Album Of The Week

Zola Jesus is perfect at miming affliction

Zola Jesus' latest album is Okovi, which means "shackles" in several Slavic languages.
Zola Jesus' latest album is Okovi, which means "shackles" in several Slavic languages.PHOTO: SACRED BONES

Contemporary goth Zola Jesus confronts personal demons as well as crises that befall people around her in her fifth album

GOTH POP

OKOVI

Zola Jesus

Sacred Bones

4 stars

Last year, American indie rockers The Mountain Goats released an acclaimed album titled Goths, dedicated to those obsessed with the dark side of life.

Frontman John Darnielle waxed lyrical about his youth immersed in the music of The Cure, Siousxie and the Banshees, and New Order. He also moped about being a former goth beset by the vicissitudes of ageing.

One wonders what contemporary goths the likes of Zola Jesus, also known as Nika Roza Danilova, would make of it.

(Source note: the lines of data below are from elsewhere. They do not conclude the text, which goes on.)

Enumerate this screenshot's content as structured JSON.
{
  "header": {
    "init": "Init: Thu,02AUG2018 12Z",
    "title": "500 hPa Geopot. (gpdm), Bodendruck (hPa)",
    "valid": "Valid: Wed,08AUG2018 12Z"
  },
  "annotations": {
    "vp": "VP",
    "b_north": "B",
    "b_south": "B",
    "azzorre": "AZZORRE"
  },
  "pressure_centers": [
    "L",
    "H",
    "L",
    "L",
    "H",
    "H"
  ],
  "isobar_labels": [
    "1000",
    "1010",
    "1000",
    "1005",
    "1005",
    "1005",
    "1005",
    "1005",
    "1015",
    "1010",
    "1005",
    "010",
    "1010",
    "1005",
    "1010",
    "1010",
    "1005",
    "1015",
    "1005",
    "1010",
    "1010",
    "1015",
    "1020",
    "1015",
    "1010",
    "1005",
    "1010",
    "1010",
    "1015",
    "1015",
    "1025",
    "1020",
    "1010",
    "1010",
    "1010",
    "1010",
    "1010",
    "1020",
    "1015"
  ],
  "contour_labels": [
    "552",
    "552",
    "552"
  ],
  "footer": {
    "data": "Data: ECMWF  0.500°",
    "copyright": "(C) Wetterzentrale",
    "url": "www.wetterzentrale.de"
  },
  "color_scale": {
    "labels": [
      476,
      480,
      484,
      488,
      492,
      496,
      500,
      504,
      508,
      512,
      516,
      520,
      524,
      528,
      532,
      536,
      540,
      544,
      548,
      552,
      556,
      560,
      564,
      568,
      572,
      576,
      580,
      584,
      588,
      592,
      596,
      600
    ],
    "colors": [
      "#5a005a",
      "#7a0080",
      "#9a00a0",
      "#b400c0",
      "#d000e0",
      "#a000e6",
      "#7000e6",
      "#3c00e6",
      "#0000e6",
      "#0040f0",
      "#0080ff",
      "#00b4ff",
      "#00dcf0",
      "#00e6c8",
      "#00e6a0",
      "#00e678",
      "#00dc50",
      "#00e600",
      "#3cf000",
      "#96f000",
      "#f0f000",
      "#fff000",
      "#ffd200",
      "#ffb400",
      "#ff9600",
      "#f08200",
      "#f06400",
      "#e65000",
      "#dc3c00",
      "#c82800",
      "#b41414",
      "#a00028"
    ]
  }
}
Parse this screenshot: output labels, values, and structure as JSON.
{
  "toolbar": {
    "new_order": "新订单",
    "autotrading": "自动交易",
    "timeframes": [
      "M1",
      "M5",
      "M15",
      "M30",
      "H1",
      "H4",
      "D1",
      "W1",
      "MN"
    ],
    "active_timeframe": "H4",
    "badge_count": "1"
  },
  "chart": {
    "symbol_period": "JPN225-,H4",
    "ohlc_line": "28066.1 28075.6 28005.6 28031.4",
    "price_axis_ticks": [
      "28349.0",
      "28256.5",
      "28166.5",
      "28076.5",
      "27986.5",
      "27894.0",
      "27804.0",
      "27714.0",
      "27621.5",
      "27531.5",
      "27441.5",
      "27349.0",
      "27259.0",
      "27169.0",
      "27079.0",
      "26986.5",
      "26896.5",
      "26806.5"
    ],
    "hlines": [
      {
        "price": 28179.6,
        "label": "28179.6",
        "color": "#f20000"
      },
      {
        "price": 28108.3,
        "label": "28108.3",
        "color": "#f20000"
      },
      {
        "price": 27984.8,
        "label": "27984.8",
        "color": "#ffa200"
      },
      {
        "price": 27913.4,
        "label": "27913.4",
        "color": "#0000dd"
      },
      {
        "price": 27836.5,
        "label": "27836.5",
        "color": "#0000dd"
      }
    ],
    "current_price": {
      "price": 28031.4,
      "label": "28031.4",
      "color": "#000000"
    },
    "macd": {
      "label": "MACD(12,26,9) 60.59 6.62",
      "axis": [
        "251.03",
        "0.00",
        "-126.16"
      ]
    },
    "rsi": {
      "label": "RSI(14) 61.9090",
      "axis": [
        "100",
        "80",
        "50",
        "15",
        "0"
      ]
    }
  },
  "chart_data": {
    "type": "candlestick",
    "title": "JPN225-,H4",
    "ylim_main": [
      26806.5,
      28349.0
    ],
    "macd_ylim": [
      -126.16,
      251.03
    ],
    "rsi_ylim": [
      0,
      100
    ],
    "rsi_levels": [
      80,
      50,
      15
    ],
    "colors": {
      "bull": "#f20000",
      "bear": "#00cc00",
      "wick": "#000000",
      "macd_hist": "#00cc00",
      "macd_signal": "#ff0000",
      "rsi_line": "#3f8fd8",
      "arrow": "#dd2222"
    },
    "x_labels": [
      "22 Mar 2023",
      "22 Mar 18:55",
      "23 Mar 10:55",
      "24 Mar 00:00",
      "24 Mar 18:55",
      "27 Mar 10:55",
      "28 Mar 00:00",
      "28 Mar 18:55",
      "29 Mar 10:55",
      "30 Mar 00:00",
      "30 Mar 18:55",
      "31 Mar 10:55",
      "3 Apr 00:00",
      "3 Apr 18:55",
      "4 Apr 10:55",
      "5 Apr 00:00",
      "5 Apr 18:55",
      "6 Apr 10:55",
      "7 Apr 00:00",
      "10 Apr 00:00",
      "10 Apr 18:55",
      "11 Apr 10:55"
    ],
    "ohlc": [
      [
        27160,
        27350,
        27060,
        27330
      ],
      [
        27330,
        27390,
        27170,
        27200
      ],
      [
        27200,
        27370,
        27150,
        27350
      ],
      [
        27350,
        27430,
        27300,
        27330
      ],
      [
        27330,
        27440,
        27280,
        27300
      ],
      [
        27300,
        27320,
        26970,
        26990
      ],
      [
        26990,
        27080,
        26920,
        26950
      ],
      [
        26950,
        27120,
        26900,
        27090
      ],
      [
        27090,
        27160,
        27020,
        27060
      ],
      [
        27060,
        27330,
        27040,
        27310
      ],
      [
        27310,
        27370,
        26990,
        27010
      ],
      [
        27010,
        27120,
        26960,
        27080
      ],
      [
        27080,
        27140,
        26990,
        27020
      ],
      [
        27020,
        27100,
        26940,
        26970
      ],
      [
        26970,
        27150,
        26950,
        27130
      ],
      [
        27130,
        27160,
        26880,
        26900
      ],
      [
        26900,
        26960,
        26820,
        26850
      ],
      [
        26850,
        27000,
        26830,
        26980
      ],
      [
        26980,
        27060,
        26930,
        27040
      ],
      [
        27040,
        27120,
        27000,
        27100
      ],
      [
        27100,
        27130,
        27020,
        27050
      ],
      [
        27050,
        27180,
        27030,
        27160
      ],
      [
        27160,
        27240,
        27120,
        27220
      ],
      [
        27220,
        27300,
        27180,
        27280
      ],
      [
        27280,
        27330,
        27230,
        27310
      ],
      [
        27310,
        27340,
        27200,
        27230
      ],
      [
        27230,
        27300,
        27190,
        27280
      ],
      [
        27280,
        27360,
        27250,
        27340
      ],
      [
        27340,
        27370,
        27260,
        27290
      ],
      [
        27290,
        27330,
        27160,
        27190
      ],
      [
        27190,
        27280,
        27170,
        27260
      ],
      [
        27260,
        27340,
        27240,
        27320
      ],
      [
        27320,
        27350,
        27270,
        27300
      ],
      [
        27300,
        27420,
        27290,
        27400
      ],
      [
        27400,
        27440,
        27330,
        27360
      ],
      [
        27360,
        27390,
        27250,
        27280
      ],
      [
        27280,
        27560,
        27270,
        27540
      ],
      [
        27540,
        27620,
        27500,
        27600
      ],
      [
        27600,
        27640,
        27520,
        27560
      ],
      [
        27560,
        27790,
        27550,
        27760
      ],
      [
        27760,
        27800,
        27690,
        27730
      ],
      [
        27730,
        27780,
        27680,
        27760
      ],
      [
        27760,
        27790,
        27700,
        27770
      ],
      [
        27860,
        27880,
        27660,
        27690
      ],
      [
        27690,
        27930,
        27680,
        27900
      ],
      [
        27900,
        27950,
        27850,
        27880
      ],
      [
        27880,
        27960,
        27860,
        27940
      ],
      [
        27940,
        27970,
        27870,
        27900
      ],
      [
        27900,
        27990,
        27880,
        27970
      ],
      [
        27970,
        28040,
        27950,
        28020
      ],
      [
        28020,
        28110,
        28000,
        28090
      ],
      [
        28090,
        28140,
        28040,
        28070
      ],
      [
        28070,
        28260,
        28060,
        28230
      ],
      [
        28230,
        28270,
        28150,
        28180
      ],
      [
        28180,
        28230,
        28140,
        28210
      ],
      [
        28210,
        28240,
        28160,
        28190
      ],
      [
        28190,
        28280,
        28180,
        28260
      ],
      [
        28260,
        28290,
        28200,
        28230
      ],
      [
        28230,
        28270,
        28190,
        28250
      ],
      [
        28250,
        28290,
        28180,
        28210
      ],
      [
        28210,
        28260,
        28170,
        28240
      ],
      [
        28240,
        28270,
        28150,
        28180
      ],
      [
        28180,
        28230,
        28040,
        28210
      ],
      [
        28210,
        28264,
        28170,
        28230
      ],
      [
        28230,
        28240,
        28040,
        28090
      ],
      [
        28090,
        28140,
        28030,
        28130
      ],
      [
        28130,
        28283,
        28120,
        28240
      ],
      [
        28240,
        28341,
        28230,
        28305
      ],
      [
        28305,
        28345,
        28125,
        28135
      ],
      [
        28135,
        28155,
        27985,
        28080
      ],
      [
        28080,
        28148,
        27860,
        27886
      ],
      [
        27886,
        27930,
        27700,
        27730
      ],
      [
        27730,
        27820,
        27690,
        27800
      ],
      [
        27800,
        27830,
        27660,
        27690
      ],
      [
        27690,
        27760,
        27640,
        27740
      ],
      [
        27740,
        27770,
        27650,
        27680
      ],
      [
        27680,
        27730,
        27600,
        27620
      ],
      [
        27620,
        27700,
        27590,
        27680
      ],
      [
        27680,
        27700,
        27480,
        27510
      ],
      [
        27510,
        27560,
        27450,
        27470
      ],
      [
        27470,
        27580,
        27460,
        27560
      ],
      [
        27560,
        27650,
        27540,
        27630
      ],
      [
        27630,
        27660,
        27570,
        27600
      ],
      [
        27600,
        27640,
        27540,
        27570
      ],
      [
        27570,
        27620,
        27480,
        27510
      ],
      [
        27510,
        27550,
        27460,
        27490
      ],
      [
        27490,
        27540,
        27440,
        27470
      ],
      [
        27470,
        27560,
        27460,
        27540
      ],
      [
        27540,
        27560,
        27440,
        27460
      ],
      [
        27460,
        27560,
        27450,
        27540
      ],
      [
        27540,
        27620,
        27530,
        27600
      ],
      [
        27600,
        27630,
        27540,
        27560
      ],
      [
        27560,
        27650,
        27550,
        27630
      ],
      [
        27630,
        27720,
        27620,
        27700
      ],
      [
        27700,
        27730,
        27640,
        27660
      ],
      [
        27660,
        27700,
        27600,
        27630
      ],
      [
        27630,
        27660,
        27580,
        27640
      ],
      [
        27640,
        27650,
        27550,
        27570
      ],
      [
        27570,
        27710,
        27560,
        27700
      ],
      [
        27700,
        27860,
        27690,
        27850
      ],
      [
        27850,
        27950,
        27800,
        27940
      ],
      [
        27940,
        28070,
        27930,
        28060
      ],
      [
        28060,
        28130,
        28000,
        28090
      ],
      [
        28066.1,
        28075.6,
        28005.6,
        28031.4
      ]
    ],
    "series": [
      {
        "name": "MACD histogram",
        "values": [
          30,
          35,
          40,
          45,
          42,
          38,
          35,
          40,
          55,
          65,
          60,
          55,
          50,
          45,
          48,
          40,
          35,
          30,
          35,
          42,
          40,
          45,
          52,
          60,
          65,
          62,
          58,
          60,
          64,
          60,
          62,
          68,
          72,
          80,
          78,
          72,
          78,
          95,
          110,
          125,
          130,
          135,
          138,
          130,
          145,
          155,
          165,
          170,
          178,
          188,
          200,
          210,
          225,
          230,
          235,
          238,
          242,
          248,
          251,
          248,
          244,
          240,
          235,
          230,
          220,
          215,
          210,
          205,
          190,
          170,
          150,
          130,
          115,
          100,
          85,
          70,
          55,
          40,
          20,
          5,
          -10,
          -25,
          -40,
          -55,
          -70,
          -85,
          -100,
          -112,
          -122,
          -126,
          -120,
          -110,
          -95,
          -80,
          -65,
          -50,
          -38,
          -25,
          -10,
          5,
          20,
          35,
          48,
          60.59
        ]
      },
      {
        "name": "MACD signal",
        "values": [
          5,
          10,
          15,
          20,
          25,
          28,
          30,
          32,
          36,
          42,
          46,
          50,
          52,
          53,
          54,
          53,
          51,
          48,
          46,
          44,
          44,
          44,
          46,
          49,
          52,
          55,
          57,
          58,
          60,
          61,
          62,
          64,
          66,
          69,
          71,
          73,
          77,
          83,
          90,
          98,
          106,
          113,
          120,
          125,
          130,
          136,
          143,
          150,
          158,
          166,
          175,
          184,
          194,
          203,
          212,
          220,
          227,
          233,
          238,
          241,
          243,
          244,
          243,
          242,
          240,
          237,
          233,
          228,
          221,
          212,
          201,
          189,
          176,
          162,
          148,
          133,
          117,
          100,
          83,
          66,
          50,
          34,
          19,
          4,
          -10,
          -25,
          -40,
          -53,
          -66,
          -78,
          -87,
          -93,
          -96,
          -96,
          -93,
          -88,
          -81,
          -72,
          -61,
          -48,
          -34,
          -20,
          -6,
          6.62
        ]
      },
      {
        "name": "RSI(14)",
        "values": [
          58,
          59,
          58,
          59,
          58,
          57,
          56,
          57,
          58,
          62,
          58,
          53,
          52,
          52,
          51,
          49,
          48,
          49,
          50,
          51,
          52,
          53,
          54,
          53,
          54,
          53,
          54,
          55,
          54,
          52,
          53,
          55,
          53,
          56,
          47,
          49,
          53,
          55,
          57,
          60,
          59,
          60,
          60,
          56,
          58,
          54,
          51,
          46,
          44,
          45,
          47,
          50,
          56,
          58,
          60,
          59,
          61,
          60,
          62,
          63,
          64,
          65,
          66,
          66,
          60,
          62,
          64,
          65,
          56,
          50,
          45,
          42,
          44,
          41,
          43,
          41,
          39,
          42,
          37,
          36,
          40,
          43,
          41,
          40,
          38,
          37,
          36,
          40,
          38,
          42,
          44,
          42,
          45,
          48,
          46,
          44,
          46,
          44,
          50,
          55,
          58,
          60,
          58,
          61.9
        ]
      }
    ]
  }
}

Thankfully, there is much in the world - climate change, political wrangling and culture wars - which she can rage against.

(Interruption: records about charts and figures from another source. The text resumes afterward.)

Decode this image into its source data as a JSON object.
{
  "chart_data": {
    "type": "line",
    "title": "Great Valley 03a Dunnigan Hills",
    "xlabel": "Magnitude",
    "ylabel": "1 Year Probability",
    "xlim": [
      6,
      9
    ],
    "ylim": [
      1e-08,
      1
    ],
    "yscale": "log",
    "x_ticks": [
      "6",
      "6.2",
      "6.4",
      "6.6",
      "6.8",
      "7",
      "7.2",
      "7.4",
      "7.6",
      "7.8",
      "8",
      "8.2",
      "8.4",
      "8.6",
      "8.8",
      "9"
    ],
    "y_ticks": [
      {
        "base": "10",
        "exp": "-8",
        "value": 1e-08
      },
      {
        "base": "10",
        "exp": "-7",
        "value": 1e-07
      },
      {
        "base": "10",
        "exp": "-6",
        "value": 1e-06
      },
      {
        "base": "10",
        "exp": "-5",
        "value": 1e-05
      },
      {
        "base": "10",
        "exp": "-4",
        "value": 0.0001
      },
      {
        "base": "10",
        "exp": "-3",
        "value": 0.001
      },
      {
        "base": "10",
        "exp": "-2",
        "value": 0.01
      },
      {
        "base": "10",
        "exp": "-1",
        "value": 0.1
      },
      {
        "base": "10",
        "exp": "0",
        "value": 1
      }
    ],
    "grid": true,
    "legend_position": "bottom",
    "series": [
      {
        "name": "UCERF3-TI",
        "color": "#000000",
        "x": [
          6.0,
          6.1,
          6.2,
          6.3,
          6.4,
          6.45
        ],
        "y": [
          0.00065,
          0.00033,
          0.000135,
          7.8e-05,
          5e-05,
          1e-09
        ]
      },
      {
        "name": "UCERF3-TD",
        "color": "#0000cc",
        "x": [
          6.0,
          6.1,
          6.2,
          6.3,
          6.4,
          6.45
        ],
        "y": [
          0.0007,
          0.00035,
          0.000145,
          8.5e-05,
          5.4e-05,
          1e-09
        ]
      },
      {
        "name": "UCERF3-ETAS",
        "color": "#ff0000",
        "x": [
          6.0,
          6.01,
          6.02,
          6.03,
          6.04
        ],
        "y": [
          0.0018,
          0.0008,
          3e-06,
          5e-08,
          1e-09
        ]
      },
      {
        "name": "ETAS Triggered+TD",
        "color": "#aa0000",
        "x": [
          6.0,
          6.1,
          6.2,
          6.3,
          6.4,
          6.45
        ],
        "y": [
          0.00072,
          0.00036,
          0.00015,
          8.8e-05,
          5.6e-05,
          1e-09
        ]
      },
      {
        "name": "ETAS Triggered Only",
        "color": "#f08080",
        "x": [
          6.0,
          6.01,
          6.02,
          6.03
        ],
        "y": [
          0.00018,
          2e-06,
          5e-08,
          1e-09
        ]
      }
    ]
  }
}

Zola Jesus' latest album is Okovi, which means "shackles" in several Slavic languages.

On her fifth album Okovi, which means "shackles" in several Slavic languages, the 28-year-old Russian American has perfected the art of miming affliction.

She belongs to a new generation of exciting female avant-rock artists, such as Austria's Soap&Skin, Sweden's Fever Ray and Norway's Jenny Hval, who dive deep and come clean, taking apart body image and self-worth in sometimes forensic terms.

Okovi confronts personal demons as well as crises that befall people around her.

The fifth track, Witness, addresses someone close who attempted suicide. "I'll do anything I can/To rip you from the edge in time," she sings, a clarion of desperation over swelling, mournful strings.

This is followed by Siphon, in which she chronicles her friend's second attempt at killing himself: "'Cause we'd rather clean the blood of a living man."

The music rises like a dusty synthstorm before waves of percussion hit your conscience. "We'd hate to see you give in to those cold, dark nights inside your head," she adds, a voice of stentorian reason as she repeats "inside your head".

In the industrial dirge Soak, she compares her own descent into depression to the state of a hapless victim of a serial killer. "Born into debt, a line of no request, pay what I can," goes the confession.

She processes a maelstrom of conflicting emotions, what she calls "resentment, empathy, masochism, grief".

It comes to a head with the dancey stunner Remains, which features the use of a guitar for the first time on her record. "Do ruins give power/Or do they give proof/That something meant more, something meant more/Than what we, what we lived through?" she interrogates the age-old preoccupation with legacy, over synths which build to a breathless crescendo.

"What remains of us?" she asks blankly, her voice modulating between a siren's keening and a military command. You are riveted by her purpose, then slowly unshackled by her unerring truth.